A l’initiative d’un collectif de 27 associations et syndicats, le pasteur Martin Luther King était invité à s’exprimer à Lyon le 29 mars 1966, dans les murs bondés de la Bourse du Travail. Une commémoration se tenait à Lyon cette semaine, à la faveur de laquelle Alain Blum, président de la LICRA Rhône-Alpes, représentait Alain Jakubowicz et s’est exprimé aux côtés des témoins.
La venue de Martin Luther King à Lyon intervint en ce mois de mars 1966 dans un contexte particulier : la «question noire» agite la société américaine, quasiment jour pour jour un an après la marche pour les droits civiques de Selma, du 21 au 25 mars 1965, à la faveur de laquelle le pasteur de Montgomery parvint à rassembler 35 000 personnes pour la défense des droits des afro-américains.

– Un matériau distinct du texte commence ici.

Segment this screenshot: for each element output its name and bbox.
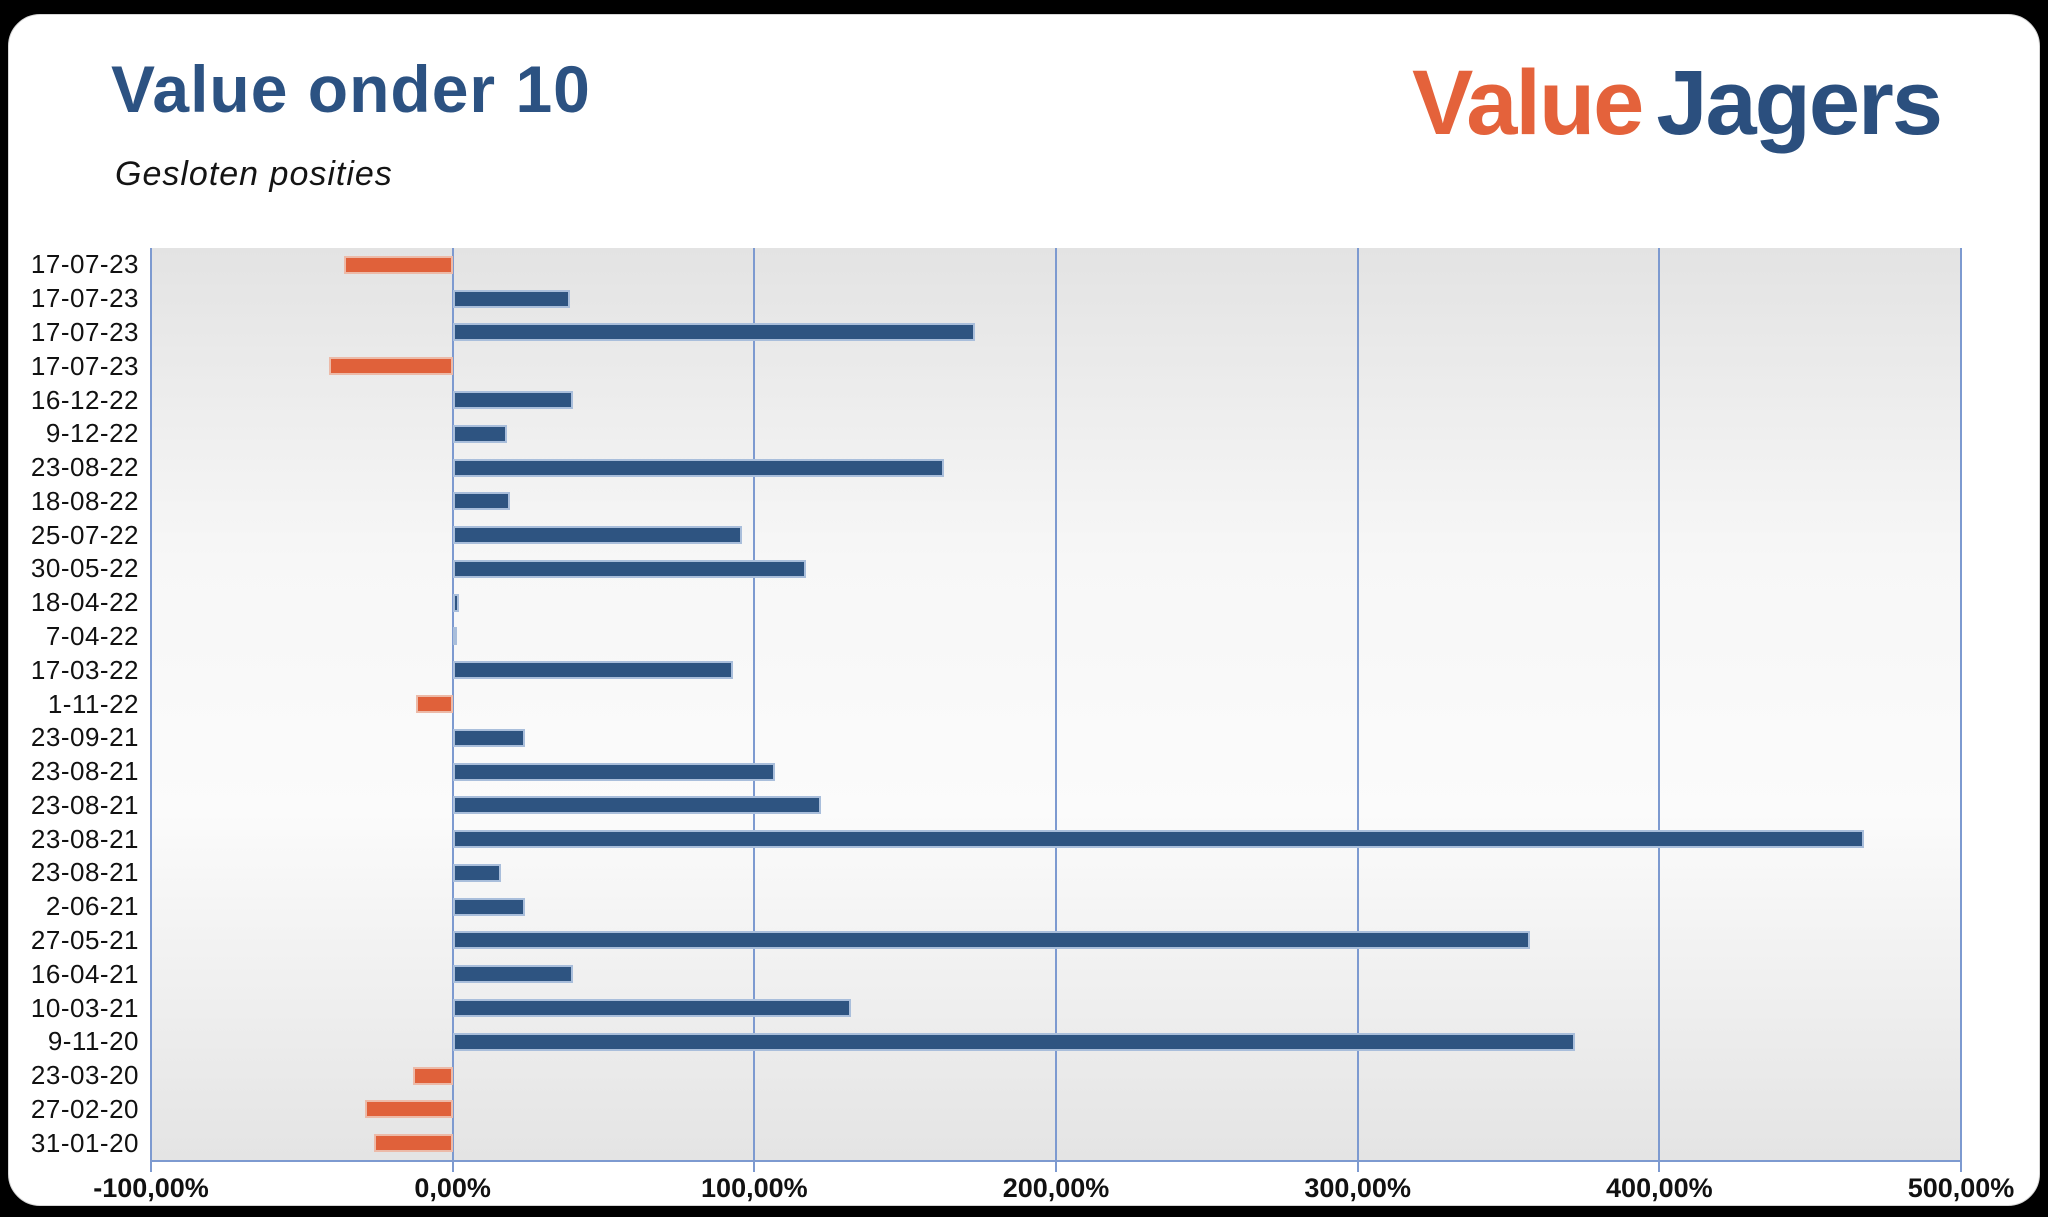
chart-card: Value onder 10 Gesloten posities Value Ja… xyxy=(8,14,2040,1206)
y-axis-label: 17-07-23 xyxy=(30,283,139,314)
y-axis-label: 31-01-20 xyxy=(30,1127,139,1158)
bar xyxy=(452,796,821,815)
bar xyxy=(452,390,574,409)
x-axis-labels: -100,00% 0,00% 100,00% 200,00% 300,00% 400,00… xyxy=(93,1173,2014,1207)
x-axis-label: -100,00% xyxy=(93,1173,209,1203)
bar xyxy=(452,526,743,545)
y-axis-label: 9-11-20 xyxy=(47,1026,139,1057)
y-axis-label: 17-03-22 xyxy=(30,654,139,685)
y-axis-label: 23-08-21 xyxy=(30,756,139,787)
y-axis-label: 2-06-21 xyxy=(45,891,139,922)
axis-tick xyxy=(1658,1160,1661,1172)
x-axis-label: 0,00% xyxy=(414,1173,491,1203)
y-axis-label: 23-08-21 xyxy=(30,789,139,820)
x-axis-label: 400,00% xyxy=(1606,1173,1713,1203)
bar xyxy=(452,999,851,1017)
y-axis-label: 30-05-22 xyxy=(30,553,139,584)
y-axis-labels: 17-07-23 17-07-23 17-07-23 17-07-23 16-12-22… xyxy=(15,248,139,1160)
bar xyxy=(365,1100,453,1119)
page-subtitle: Gesloten posities xyxy=(115,155,393,193)
gridline xyxy=(1055,248,1057,1160)
y-axis-label: 25-07-22 xyxy=(30,519,139,550)
bar xyxy=(452,931,1530,950)
y-axis-label: 16-04-21 xyxy=(30,958,139,989)
gridline xyxy=(1658,248,1661,1160)
y-axis-label: 18-04-22 xyxy=(30,587,139,618)
axis-tick xyxy=(1055,1160,1057,1172)
bar xyxy=(452,627,457,646)
gridline xyxy=(1356,248,1359,1160)
y-axis-label: 10-03-21 xyxy=(30,992,139,1023)
y-axis-label: 23-08-22 xyxy=(30,452,139,483)
axis-tick xyxy=(1960,1160,1962,1172)
bar xyxy=(452,728,526,747)
bar xyxy=(452,762,776,781)
y-axis-label: 7-04-22 xyxy=(45,620,139,651)
bar xyxy=(452,661,734,680)
bar xyxy=(452,559,806,578)
bar xyxy=(374,1134,453,1153)
gridline xyxy=(150,248,152,1160)
bar xyxy=(344,255,453,274)
y-axis-label: 9-12-22 xyxy=(45,418,139,449)
bar xyxy=(452,965,574,984)
bar xyxy=(452,289,571,308)
bar xyxy=(452,897,526,916)
bar xyxy=(452,458,945,477)
y-axis-label: 1-11-22 xyxy=(47,688,139,719)
gridline xyxy=(1960,248,1962,1160)
y-axis-label: 23-09-21 xyxy=(30,722,139,753)
x-axis-label: 500,00% xyxy=(1907,1173,2015,1203)
y-axis-label: 17-07-23 xyxy=(30,249,139,280)
valuejagers-logo: Value Jagers xyxy=(1411,51,1943,156)
axis-tick xyxy=(150,1160,152,1172)
y-axis-label: 23-08-21 xyxy=(30,857,139,888)
y-axis-label: 17-07-23 xyxy=(30,316,139,347)
x-axis-label: 300,00% xyxy=(1304,1173,1411,1203)
axis-tick xyxy=(1356,1160,1359,1172)
y-axis-label: 18-08-22 xyxy=(30,485,139,516)
y-axis-label: 17-07-23 xyxy=(30,350,139,381)
axis-tick xyxy=(451,1160,454,1172)
chart-header: Value onder 10 Gesloten posities Value Ja… xyxy=(9,15,2039,235)
plot-area xyxy=(150,248,1962,1172)
bar xyxy=(452,492,510,511)
logo-jagers: Jagers xyxy=(1656,52,1943,154)
bar xyxy=(452,593,459,612)
gridline xyxy=(451,248,454,1160)
gridline xyxy=(753,248,756,1160)
y-axis-label: 27-05-21 xyxy=(30,925,139,956)
logo-value: Value xyxy=(1411,52,1644,154)
bar xyxy=(452,424,507,443)
page-title: Value onder 10 xyxy=(111,52,591,126)
bar xyxy=(416,695,453,713)
bar xyxy=(452,830,1865,849)
y-axis-label: 23-03-20 xyxy=(30,1060,139,1091)
y-axis-label: 27-02-20 xyxy=(30,1093,139,1124)
bar xyxy=(452,323,975,342)
x-axis-label: 100,00% xyxy=(701,1173,808,1203)
bar xyxy=(452,1032,1575,1051)
bar xyxy=(328,357,453,376)
x-axis-label: 200,00% xyxy=(1002,1173,1110,1203)
axis-tick xyxy=(753,1160,756,1172)
bar xyxy=(413,1066,453,1085)
y-axis-label: 16-12-22 xyxy=(30,384,139,415)
bar xyxy=(452,863,501,882)
y-axis-label: 23-08-21 xyxy=(30,823,139,854)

La LICA de l’époque, membre de ce collectif de 27 associations aux côtés du Cercle pour la Liberté de la Culture de Robert Vial, a pris une part active dans la venue de Martin Luther King à Lyon. Pierre Lévy, alors secrétaire général de la Fédération du Rhône de la LICA, Pierre Picard, son président et Henri Ravouna, son vice-président, ont été parmi les chevilles ouvrières de cette venue historique, aux côtés de militants infatigables comme le Docteur Marc Aron, René Nodot ou encore Jules Zederman.
Dès le début des années 50, la LICA s’est engagée sous l’impulsion de Bernard Lecache dans la défense des droits civiques des afro-américains. Cet engagement reposait alors sur une conviction profonde, celle que le combat antiraciste est un combat universel, celui de ceux qui, pour reprendre le mot de Lamartine, sont « de la couleur de ceux qu’on persécute ». Cet engagement s’est développé sous l’égide d’une militante exceptionnelle, Joséphine Baker. Dès 1955, lors de l’affaire Emmett Till, du nom de cet adolescent afro-américain qui fut brutalement lynché et assassiné dans la région du delta du Mississippi aux Etats-Unis, Josephine Baker participe à un meeting de la LICA à l’invitation du président de la LICA Bernard Lecache. Son engagement redouble après le second acquittement de l’assassin de Till, Josephine Baker dénonce un système qui a érigé en acte légal le lynchage des noirs américains. En mai 1957, Joséphine Baker devient la figure centrale de la 4ème tournée de la LICA dans toute la France. Le 2 avril à l’Opéra de Montpellier, accompagnée de Jo Bouillon, Georges Delbos et du commandant Jallois, Joséphine Baker réunit plus de 1000 personnes autour de la cause antiraciste. Durant toute l’année 1957, Joséphine Baker se mobilise ainsi à la faveur de plus de 60 réunions publiques en France, en Belgique, ainsi qu’au Danemark et au Luxembourg avant de rejoindre Dakar et Abidjan.
Mais le message de Martin Luther King à la Bourse du Travail à Lyon a largement dépassé les préoccupations du moment et une phrase a un écho particulier dans la période que nous traversons : « Le monde est maintenant si petit, disait alors Luther King, qu’aucune nation ne peut plus se contenter d’observer le malheur des autres sans rien faire. En bref, une injustice, où qu’elle se produise, est une menace pour la justice partout ailleurs. »
Cet engagement nous rappelle les devoirs qui portent nos valeurs. La fraternité nous oblige, elle nous engage. C’est l’honneur d’une Nation d’accueillir ses frères persécutés et pourchassés pour ce qu’ils sont. Ce que nous avons fait pour les juifs fuyant le nazisme, pour les républicains espagnols, pour les boat-people ou les exilés chiliens, nous devons être capables de le faire pour nos frères du Moyen-Orient aujourd’hui ensanglanté par un nouveau totalitarisme, celui de Daesh. C’est aussi notre devoir d’hommes et de femmes libres attachés aux droits humains attachés à toute personne, indépendamment de son origine, de sa couleur, de sa religion, de ses convictions.